I'm trying to prove that the set of permutations of $[n]$ which do not contain a decreasing subsequence of order $\geq 3$ is equal to the $n^{th}$ Catalan Number. One of the many things that the Catalan Numbers count is the set of valid parentheses of order $n$, so for example $$()()\text{ and }(())$$ are the valid parentheses (or bracket nestings) of order $2$, equal to the $2^{\text{nd}}$ Catalan Number, $2$. Here is an attempted bijection I've tried:

• Write the permutation down in its normal form, ie. $$1324$$
• If an element is not the first element of any decreasing subsequence, parenthesize it. $$(1)3(2)(4)$$
• Parenthesize the decreasing subsequence (in case an element is part of more than one, then the longest). $$(1)(3(2))(4)$$
• Remove the elements to obtain $$1324\mapsto()(())()$$

I've tried this for the permutations of order $3$, and seems to work:

$$123\mapsto()()()$$ $$132\mapsto()(())$$ $$213\mapsto(())()$$ $$231\mapsto((()))$$ $$312\mapsto(()())$$

If this bijection is valid, then my initial proposition is proven.

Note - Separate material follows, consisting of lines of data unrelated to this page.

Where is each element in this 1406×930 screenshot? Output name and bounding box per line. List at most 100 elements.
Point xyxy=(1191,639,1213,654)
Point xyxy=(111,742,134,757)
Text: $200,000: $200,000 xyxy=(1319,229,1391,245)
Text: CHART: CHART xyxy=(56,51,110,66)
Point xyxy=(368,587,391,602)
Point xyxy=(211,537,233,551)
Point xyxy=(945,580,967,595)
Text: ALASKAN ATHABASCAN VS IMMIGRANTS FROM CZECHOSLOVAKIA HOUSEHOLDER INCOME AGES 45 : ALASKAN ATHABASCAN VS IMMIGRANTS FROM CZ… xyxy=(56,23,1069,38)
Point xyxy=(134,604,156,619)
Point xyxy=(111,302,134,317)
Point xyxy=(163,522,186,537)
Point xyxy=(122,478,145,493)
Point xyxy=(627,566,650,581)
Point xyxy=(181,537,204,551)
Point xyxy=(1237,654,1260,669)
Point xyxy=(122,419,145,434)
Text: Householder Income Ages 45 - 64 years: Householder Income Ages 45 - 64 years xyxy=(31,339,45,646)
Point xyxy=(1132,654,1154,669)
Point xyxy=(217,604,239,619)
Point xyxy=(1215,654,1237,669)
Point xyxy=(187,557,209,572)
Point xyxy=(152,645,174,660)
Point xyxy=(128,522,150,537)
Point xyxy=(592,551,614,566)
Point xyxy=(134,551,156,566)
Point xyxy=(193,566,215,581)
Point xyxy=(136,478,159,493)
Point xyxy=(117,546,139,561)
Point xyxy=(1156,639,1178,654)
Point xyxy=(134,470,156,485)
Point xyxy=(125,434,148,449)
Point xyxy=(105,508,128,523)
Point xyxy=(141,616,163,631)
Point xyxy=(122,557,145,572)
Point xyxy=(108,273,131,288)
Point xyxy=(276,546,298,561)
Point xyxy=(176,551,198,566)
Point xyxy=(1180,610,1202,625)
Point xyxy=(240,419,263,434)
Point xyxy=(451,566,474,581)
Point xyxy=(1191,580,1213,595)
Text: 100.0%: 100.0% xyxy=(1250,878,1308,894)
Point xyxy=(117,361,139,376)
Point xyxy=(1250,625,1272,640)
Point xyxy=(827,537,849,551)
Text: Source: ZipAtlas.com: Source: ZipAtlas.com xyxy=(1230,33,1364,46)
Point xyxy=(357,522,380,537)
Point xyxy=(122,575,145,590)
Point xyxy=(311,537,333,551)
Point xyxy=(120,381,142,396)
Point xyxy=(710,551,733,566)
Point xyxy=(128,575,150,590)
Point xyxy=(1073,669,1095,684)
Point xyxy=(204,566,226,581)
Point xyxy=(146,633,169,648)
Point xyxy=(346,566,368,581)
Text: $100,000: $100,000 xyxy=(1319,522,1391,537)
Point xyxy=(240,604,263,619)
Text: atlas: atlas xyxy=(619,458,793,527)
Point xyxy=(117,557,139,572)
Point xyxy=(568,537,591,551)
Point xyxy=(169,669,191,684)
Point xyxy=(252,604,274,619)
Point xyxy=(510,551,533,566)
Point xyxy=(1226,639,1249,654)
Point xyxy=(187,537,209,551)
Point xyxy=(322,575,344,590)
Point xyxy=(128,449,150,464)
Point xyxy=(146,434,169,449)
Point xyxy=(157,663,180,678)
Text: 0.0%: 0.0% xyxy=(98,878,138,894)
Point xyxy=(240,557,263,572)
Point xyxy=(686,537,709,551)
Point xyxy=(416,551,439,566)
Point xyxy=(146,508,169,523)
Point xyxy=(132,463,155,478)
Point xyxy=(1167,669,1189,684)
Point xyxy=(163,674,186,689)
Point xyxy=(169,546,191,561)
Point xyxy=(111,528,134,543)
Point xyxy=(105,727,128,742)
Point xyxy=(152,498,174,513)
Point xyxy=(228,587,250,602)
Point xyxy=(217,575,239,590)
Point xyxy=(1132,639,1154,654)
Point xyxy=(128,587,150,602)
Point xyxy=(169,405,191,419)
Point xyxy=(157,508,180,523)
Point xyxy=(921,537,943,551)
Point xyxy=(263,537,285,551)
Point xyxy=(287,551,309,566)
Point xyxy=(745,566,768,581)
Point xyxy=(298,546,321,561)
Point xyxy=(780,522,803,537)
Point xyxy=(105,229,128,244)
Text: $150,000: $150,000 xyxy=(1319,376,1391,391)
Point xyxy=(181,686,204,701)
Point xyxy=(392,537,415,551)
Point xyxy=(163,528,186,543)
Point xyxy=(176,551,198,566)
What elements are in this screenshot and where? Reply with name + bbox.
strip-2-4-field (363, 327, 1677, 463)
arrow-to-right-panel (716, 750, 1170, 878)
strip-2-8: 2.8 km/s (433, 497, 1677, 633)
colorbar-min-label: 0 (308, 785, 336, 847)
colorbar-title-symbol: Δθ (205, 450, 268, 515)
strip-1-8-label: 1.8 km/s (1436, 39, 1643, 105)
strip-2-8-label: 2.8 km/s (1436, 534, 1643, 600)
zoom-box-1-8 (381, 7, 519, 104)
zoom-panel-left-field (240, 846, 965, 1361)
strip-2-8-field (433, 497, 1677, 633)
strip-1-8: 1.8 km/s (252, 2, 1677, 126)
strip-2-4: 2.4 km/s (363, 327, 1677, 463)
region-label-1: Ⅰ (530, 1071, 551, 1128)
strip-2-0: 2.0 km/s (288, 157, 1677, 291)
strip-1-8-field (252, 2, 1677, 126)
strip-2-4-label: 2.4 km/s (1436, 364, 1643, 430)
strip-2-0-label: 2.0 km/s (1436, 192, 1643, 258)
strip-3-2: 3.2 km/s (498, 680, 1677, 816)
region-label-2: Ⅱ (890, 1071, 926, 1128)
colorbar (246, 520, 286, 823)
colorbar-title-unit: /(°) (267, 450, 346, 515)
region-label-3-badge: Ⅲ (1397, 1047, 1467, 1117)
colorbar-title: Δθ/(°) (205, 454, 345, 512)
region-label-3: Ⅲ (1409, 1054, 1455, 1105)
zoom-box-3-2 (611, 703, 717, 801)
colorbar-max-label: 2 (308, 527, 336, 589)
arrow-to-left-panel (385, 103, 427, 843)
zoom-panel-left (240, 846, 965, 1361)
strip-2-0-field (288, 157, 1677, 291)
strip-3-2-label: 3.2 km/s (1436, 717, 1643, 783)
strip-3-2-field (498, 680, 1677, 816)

Is this a valid bijection?

EDIT: It also works for $n=4$. Could the proof of bijection follow from the uniqueness of the transposition decomposition?

Answer 1

Well, you've defined the forward map from permutations of $n$ with no decreasing sequences of length $>3$, and it's relatively easy to see that always works. So all that's left is to define the reverse mapping and see that that always works in order to prove a bijection.

In any valid string, one of two things must be true:

1. The string can be split into two or more substrings, such that each substring is a valid string. (Ie. there are the same number of opening and closing brackets within each substring.)
2. The string is of the form (substring). (That is, there's a pair of brackets which surround a valid substring.)

Proof: Read along the string and keep a running tally of the function #left brackets - #right brackets. If it's ever zero before the end of the substring, case 1 is true. Otherwise, it must always be $\ge1$ (by definition, it can't be $<0$.) So, it is always wrapped in a set of parentheses which are never escaped from the entire length of the string, and case 2 is true. $\square$

We can use this to solve the problem recursively. In each case:

1. The string splits into 2 substrings, and every element in the left substring must be less than every element in the right substring, otherwise there would be a bracket that wouldn't close, and it wouldn't be a valid substring. (If it split into $n$ substrings, then each substring would contain numbers greater than all the substrings that came before, and less than all the substrings that came after.)
2. There is a pair of brackets surrounding a valid substring - this implies the first element is greater than the last. Further, they must be consecutive, since if the sequence $[a,b,c,...,i]$ had another number $k$ such that $a>k>i$, then that would be a decreasing sequence of length $3$, which is forbidden. From there, you can strip the sequence of its outer brackets, which is equivalent to solving the string without it's first element. Your result will look like $[b,c,...,i]$ - from there, take every element of your list that's $>i$, and add 1 to it, and prepend the string with $i+1$, which solves your original string.

That second case took a lot more thought than I expected to to make sure it worked correctly, and I'm not sure I explained it well. Still, I enjoyed the brain teaser. Thanks for asking this.